Unerwartet erfolgreich gestaltete sich auch der Wahlausgang in drei peronistsichen Hochburgen: In Chaco konnte das Ergebnis der Vorwahlen umgedreht und die Peronisten auf den zweiten Platz verwiesen werden. In Salta legte Cambiemos sechs Prozentpunkte im Vergleich zu den Vorwahlen zu, während die in den Vorwahlen siegreichen Peronisten mehr als 13 Prozent einbüßten und mit 24 Prozent abgeschlagen auf dem zweiten Platz landeten. Wahrlich sensationell muss das Ergebnis in der ehemaligen peronistischen Hochburg Corrientes eingestuft werden. Hier konnte das Regierungsbündnis mit 55 Prozent ein weiteres Rekordergebnis einfahren, während die Peronisten mit 25 Prozent einen historischen Tiefpunkt erreichten.

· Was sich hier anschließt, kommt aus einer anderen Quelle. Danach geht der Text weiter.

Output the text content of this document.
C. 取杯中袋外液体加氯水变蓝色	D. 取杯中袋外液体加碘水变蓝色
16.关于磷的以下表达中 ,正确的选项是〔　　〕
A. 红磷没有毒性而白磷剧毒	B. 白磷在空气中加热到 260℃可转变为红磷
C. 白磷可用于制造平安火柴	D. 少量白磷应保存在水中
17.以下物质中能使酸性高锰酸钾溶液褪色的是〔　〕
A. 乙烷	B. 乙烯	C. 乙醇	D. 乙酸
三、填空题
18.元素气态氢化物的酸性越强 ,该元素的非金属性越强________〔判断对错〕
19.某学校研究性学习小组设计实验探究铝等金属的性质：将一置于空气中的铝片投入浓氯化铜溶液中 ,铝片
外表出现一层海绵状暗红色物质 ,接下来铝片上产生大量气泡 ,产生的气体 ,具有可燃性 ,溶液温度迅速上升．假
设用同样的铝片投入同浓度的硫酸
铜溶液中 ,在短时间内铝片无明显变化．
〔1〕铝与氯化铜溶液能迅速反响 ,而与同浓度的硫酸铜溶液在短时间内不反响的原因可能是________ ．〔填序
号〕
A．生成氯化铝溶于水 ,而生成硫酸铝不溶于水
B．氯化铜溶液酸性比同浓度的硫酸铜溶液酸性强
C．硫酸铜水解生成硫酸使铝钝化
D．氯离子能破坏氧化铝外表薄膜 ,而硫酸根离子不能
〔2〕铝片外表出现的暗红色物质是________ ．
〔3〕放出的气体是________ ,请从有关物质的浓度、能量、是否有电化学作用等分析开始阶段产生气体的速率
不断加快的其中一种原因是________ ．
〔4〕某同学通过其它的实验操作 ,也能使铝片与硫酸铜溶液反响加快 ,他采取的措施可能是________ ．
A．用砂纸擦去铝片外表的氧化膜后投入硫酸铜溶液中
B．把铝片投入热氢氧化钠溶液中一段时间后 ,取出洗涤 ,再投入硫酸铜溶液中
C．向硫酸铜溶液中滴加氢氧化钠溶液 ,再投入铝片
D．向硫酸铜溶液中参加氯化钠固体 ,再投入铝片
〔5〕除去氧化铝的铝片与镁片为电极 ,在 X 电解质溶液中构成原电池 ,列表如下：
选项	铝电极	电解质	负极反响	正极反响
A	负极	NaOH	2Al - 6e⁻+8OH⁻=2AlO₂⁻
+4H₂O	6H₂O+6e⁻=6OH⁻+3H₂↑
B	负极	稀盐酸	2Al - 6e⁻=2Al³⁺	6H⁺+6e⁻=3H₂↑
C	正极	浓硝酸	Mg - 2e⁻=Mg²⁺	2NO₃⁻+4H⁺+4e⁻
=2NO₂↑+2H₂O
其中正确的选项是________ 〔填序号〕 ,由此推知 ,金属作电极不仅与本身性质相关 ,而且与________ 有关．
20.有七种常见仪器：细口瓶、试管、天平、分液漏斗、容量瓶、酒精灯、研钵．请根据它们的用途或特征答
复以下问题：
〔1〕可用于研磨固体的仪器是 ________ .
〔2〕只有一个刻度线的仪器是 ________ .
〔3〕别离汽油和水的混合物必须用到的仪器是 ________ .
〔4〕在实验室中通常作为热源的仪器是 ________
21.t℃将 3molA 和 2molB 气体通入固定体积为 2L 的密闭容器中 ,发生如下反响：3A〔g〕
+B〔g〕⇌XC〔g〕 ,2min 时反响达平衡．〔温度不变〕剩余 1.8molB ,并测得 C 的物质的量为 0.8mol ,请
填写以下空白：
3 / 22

Äußerst interessant und vor allem aufschlussreich ist der Wahlausgang in Chubut, einer ebenfalls traditionell peronistisch geprägten Provinz. In den letzten zwei Monaten hatte hier der Fall des im Rahmen einer gewaltsamen Demonstration verschwundenen Santiago Moldanado Aufsehen erregt. Die Regierung Macri und die Sicherheitskräfte sahen sich hier Gewaltvorwürfen ausgesetzt, die sich noch erhärteten, als die Leiche Maldonados vier Tage vor der Wahl unter mysteriösen und noch immer nicht richtig geklärten Umständen in einem Fluss nahe der erwähnten Demonstration entdeckt wurde, obwohl man dieses Territorium vorher bereits dreimal abgesucht hatte. Die Peronisten instrumentalisierten diesen Fall geschickt im Wahlkampf, insbesondere in den letzten Tagen vor der Wahl mit einer intensiven Propaganda. Lagen die Peronisten bei den Vorwahlen noch deutlich mit sieben Prozentpunkten vor Cambiemos, fehlten dem Regierungsbündnis bei den Wahlen am 22.10. nur noch zwei Prozent, um mit den Peronisten gleichzuziehen. Hier bewahrheitete sich der Trend einer von der Stiftung in Auftrag gegebenen Umfrage, dass der Fall Maldonado trotz aller Anstrengungen der Peronisten, die Wahlentscheidung nicht negativ zulasten Cambiemos beeinflussen würde.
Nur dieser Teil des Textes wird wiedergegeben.